Die UEFA hat den europäischen Fußball an Staatsunternehmen aus autokratischen und totalitären Nicht-EU-Ländern verkauft. Zu den Hauptsponsoren der EM gehörte auch Qatar Airways. Die nationale Fluggesellschaft Katars war optisch extrem präsent. Gegen Ende des Turniers wurde bekannt, dass der Deutsche Fußballbund gerne von der Lufthansa zu Qatar Airways wechseln möchte. Es wäre ein Win-Win-Deal: Der DFB bekäme mehr Geld als vom deutschen Unternehmen, und den Ausrichtern der WM 2022 wäre garantiert, dass sich der Verband in Sachen Menschen- und Arbeitsrechte zurückhält. "Wes Brot ich ess, des Lied ich sing."

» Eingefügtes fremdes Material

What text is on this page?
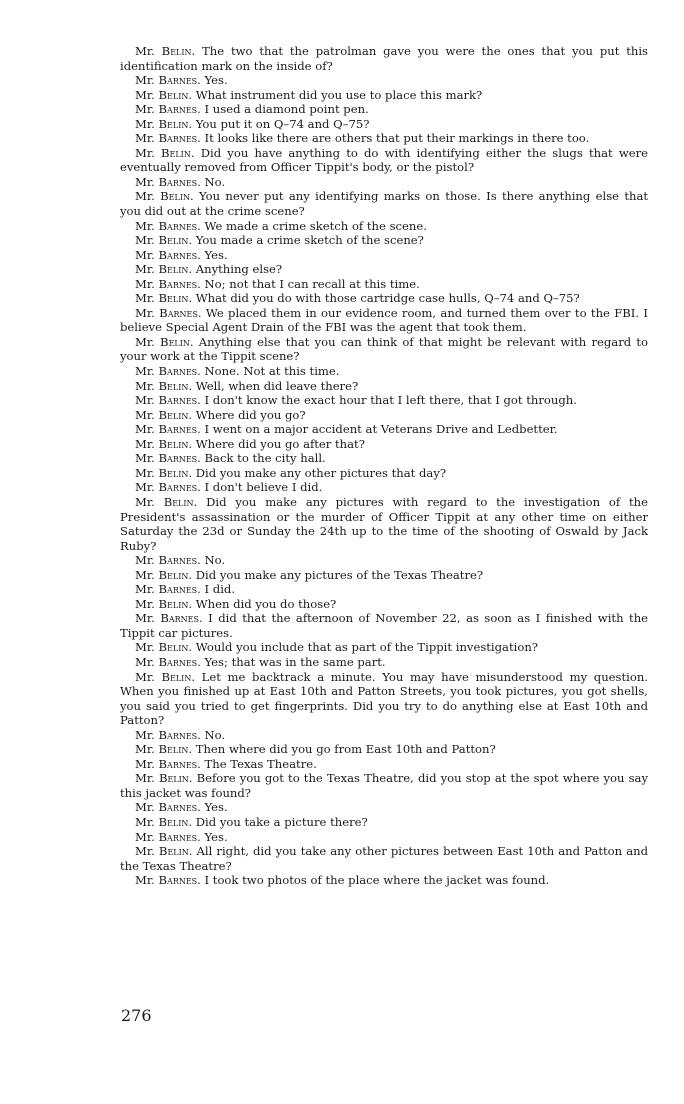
Mr. Belin. The two that the patrolman gave you were the ones that you put this identification mark on the inside of?

Mr. Barnes. Yes.

Mr. Belin. What instrument did you use to place this mark?

Mr. Barnes. I used a diamond point pen.

Mr. Belin. You put it on Q–74 and Q–75?

Mr. Barnes. It looks like there are others that put their markings in there too.

Mr. Belin. Did you have anything to do with identifying either the slugs that were eventually removed from Officer Tippit's body, or the pistol?

Mr. Barnes. No.

Mr. Belin. You never put any identifying marks on those. Is there anything else that you did out at the crime scene?

Mr. Barnes. We made a crime sketch of the scene.

Mr. Belin. You made a crime sketch of the scene?

Mr. Barnes. Yes.

Mr. Belin. Anything else?

Mr. Barnes. No; not that I can recall at this time.

Mr. Belin. What did you do with those cartridge case hulls, Q–74 and Q–75?

Mr. Barnes. We placed them in our evidence room, and turned them over to the FBI. I believe Special Agent Drain of the FBI was the agent that took them.

Mr. Belin. Anything else that you can think of that might be relevant with regard to your work at the Tippit scene?

Mr. Barnes. None. Not at this time.

Mr. Belin. Well, when did leave there?

Mr. Barnes. I don't know the exact hour that I left there, that I got through.

Mr. Belin. Where did you go?

Mr. Barnes. I went on a major accident at Veterans Drive and Ledbetter.

Mr. Belin. Where did you go after that?

Mr. Barnes. Back to the city hall.

Mr. Belin. Did you make any other pictures that day?

Mr. Barnes. I don't believe I did.

Mr. Belin. Did you make any pictures with regard to the investigation of the President's assassination or the murder of Officer Tippit at any other time on either Saturday the 23d or Sunday the 24th up to the time of the shooting of Oswald by Jack Ruby?

Mr. Barnes. No.

Mr. Belin. Did you make any pictures of the Texas Theatre?

Mr. Barnes. I did.

Mr. Belin. When did you do those?

Mr. Barnes. I did that the afternoon of November 22, as soon as I finished with the Tippit car pictures.

Mr. Belin. Would you include that as part of the Tippit investigation?

Mr. Barnes. Yes; that was in the same part.

Mr. Belin. Let me backtrack a minute. You may have misunderstood my question. When you finished up at East 10th and Patton Streets, you took pictures, you got shells, you said you tried to get fingerprints. Did you try to do anything else at East 10th and Patton?

Mr. Barnes. No.

Mr. Belin. Then where did you go from East 10th and Patton?

Mr. Barnes. The Texas Theatre.

Mr. Belin. Before you got to the Texas Theatre, did you stop at the spot where you say this jacket was found?

Mr. Barnes. Yes.

Mr. Belin. Did you take a picture there?

Mr. Barnes. Yes.

Mr. Belin. All right, did you take any other pictures between East 10th and Patton and the Texas Theatre?

Mr. Barnes. I took two photos of the place where the jacket was found.

276
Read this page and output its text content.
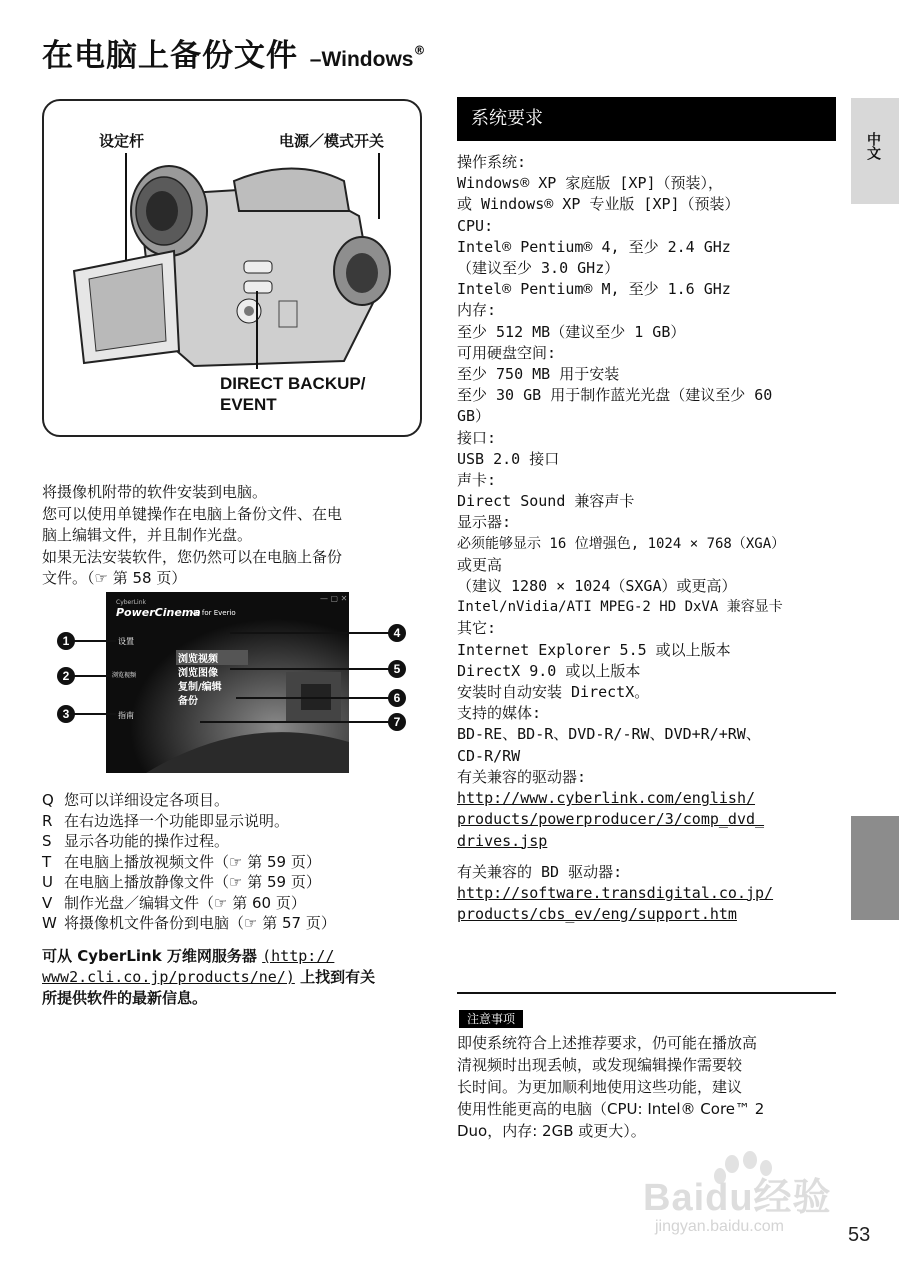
在电脑上备份文件 –Windows®
设定杆	电源／模式开关
DIRECT BACKUP/
EVENT

将摄像机附带的软件安装到电脑。

您可以使用单键操作在电脑上备份文件、在电

脑上编辑文件，并且制作光盘。

如果无法安装软件，您仍然可以在电脑上备份

文件。（☞ 第 58 页）

CyberLink
PowerCinema
NE for Everio
— ▢ ✕
设置
浏览视频
指南
浏览视频
浏览图像
复制/编辑
备份
1
2
3
4
5
6
7
Q 您可以详细设定各项目。
R 在右边选择一个功能即显示说明。
S 显示各功能的操作过程。
T 在电脑上播放视频文件（☞ 第 59 页）
U 在电脑上播放静像文件（☞ 第 59 页）
V 制作光盘／编辑文件（☞ 第 60 页）
W 将摄像机文件备份到电脑（☞ 第 57 页）
可从 CyberLink 万维网服务器 (http://
www2.cli.co.jp/products/ne/) 上找到有关
所提供软件的最新信息。
系统要求
操作系统:
Windows® XP 家庭版 [XP]（预装），
或 Windows® XP 专业版 [XP]（预装）
CPU:
Intel® Pentium® 4, 至少 2.4 GHz
（建议至少 3.0 GHz）
Intel® Pentium® M, 至少 1.6 GHz
内存:
至少 512 MB（建议至少 1 GB）
可用硬盘空间:
至少 750 MB 用于安装
至少 30 GB 用于制作蓝光光盘（建议至少 60
GB）
接口:
USB 2.0 接口
声卡:
Direct Sound 兼容声卡
显示器:
必须能够显示 16 位增强色, 1024 × 768（XGA）
或更高
（建议 1280 × 1024（SXGA）或更高）
Intel/nVidia/ATI MPEG-2 HD DxVA 兼容显卡
其它:
Internet Explorer 5.5 或以上版本
DirectX 9.0 或以上版本
安装时自动安装 DirectX。
支持的媒体:
BD-RE、BD-R、DVD-R/-RW、DVD+R/+RW、
CD-R/RW
有关兼容的驱动器:
http://www.cyberlink.com/english/
products/powerproducer/3/comp_dvd_
drives.jsp
有关兼容的 BD 驱动器:
http://software.transdigital.co.jp/
products/cbs_ev/eng/support.htm
注意事项
即使系统符合上述推荐要求，仍可能在播放高
清视频时出现丢帧，或发现编辑操作需要较
长时间。为更加顺利地使用这些功能，建议
使用性能更高的电脑（CPU: Intel® Core™ 2
Duo，内存: 2GB 或更大）。
中文
Baidu经验
jingyan.baidu.com	53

Die EM 2021 offenbarte einmal mehr die Beschränktheit der "Menschenrechtspolitik" der internationalen Verbände. Mensch bekam den Eindruck, dass diese primär in der Errichtung eines Sichtschutzes besteht, hinter dem UEFA und FIFA mit fragwürdigen Regimen und Geldgebern kuscheln. Menschenrechte? Nicht auf Kosten derjenigen, die diese verletzen! Und an deren Tropf wir hängen. Lieferte die EM 2021 einen Vorgeschmack auf die WM 2022 in Katar?

Fußball in einer homophoben "Kultur"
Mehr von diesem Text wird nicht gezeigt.